The Anti-Virus Industry Explodes

In the early 90s, the massive popularity of Microsoft’s Windows operating system fueled a boom in the PC market—and an increase in virus activity. The antivirus industry responded with products like McAfee, Norton Antivirus and Kaspersky, which detected threats by scanning all the files in a system and comparing them to a database containing “signatures” of known malware.
1999

“Melissa” Causes $80 Million of Damage

Created by David Smith, this virus distributed itself via Microsoft Outlook. Infected computers would send an email with the subject “Important Message.” and an attachment titled list.doc which, when opened, would cause a barrage of pornography sites to open. The virus would then disable security features in Word and Outlook, and mail itself to the first 50 people in the user’s contact list.
2000

ILOVEYOU Infects > 50 Million Computers

This worm spread via an email with the subject “ILOVEYOU” and an attached file named “LOVE-LETTER-FOR-YOU.txt.vbs.” When opened, a hidden script overwrote random files and sent a copy of itself to all of the addresses in the user’s Outlook contacts. The infection spread so quickly that the Pentagon and the CIA shut down their email systems until the coast was clear.
2001

Fileless Worm Evades Detection

CodeRed spread via a buffer overflow, wherein a program writes too much data to the “buffer” section of memory, causing an overflow that overwrites adjacent memory locations. This allowed the worm to spread itself to other machines, and launch targeted DDoS attacks. Standard antivirus systems that scanned files to identify malware failed, as this worm was fileless.
2003

US Gov.
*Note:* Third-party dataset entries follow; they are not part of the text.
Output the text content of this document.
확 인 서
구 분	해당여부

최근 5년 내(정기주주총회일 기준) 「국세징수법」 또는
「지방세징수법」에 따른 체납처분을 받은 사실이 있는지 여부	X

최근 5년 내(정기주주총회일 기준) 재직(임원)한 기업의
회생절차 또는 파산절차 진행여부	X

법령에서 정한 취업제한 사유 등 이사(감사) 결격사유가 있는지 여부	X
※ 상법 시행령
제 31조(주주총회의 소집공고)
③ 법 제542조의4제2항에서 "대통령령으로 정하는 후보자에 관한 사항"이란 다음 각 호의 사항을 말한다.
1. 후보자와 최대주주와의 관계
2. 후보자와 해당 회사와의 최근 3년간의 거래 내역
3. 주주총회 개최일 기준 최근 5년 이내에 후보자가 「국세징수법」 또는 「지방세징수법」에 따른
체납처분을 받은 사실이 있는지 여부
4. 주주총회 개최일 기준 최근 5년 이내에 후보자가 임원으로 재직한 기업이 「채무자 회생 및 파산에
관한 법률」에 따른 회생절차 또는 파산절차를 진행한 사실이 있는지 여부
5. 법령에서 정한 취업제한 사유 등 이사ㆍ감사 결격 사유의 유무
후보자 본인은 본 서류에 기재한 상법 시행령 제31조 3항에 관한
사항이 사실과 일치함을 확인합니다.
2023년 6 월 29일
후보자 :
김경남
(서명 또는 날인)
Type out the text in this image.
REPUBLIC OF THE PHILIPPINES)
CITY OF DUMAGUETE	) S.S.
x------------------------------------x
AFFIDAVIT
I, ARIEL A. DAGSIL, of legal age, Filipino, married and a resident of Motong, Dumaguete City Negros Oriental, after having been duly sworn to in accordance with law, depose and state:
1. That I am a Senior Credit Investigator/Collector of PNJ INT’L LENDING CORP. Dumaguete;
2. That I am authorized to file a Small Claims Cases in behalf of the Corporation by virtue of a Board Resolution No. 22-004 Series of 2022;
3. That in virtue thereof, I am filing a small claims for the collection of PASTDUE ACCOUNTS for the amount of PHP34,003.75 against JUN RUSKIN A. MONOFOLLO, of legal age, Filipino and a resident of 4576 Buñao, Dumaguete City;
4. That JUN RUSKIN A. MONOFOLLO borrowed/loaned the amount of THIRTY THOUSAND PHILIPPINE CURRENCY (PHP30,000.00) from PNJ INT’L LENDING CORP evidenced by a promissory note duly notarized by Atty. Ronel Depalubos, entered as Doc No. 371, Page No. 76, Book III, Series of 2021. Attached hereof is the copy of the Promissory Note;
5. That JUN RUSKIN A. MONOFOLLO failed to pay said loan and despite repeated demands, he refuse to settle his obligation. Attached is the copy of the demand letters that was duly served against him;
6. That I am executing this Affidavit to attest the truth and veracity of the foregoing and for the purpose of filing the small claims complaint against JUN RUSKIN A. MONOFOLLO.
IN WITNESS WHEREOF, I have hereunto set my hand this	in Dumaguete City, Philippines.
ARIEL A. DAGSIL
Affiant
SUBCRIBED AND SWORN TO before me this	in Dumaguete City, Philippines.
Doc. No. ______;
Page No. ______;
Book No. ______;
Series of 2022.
Recognizes Cybersecurity

As a response to the growing number of cyberattacks and a lack of authority regarding prevention, the newly founded department of Homeland Security establishes the National Cyber Security Division, the United States government’s first official task force dedicated to cybersecurity.
2007

A Computer in Every Pocket

Apple launched the iPhone, giving every user a pocket-sized, internet-connected computer more powerful than the computer that landed Apollo 11 on the moon. Smartphones constitute a significant cybersecurity concern because the sheer number of them vastly increases the potential attack surface for a hacker to exploit.
2010

First Weaponized Malware Program

Considered the first example of malware being weaponized on a global-scale, a sophisticated family of worms disrupted Iran’s nuclear program by interfering with centrifuges being used for uranium enrichment. One of the first instances of cyberattacks used in espionage.
2012

Antivirus Puts Big Data to Work

As traditional cybersecurity programs that identified potential threats based on their “signature” began to fail, the first “next-gen” antivirus software began using big data analysis to detect malware by taking a broad, holistic view of user behaviors, network traffic and application activity.
2013–2014

Largest Data Breach in History

Kicking off a period of cyberattacks of unprecedented scale, Yahoo suffered a breach that ultimately resulted in the theft of 3 billion users’ personal data, a $35 million fine by the SEC, and 40 consumer class action lawsuits. The best part? They wouldn’t report the breach until 2016.
2018

The EU Enforces GDPR

Due to concerns around the volume and security of personal data held by companies, the European Union began enforcing the General Data Protection Regulation (GDPR), a regulation establishing a mandatory data protection baseline. Among other things, it established that companies must have a response plan in case of a data breach.
2020

The Rise of the Connected Device

As of 2020, it’s estimated that there are roughly 6.8 internet connected (IoT) devices per person around the globe. As the amount of personal data becomes more and more available, cybersecurity concerns continue to grow.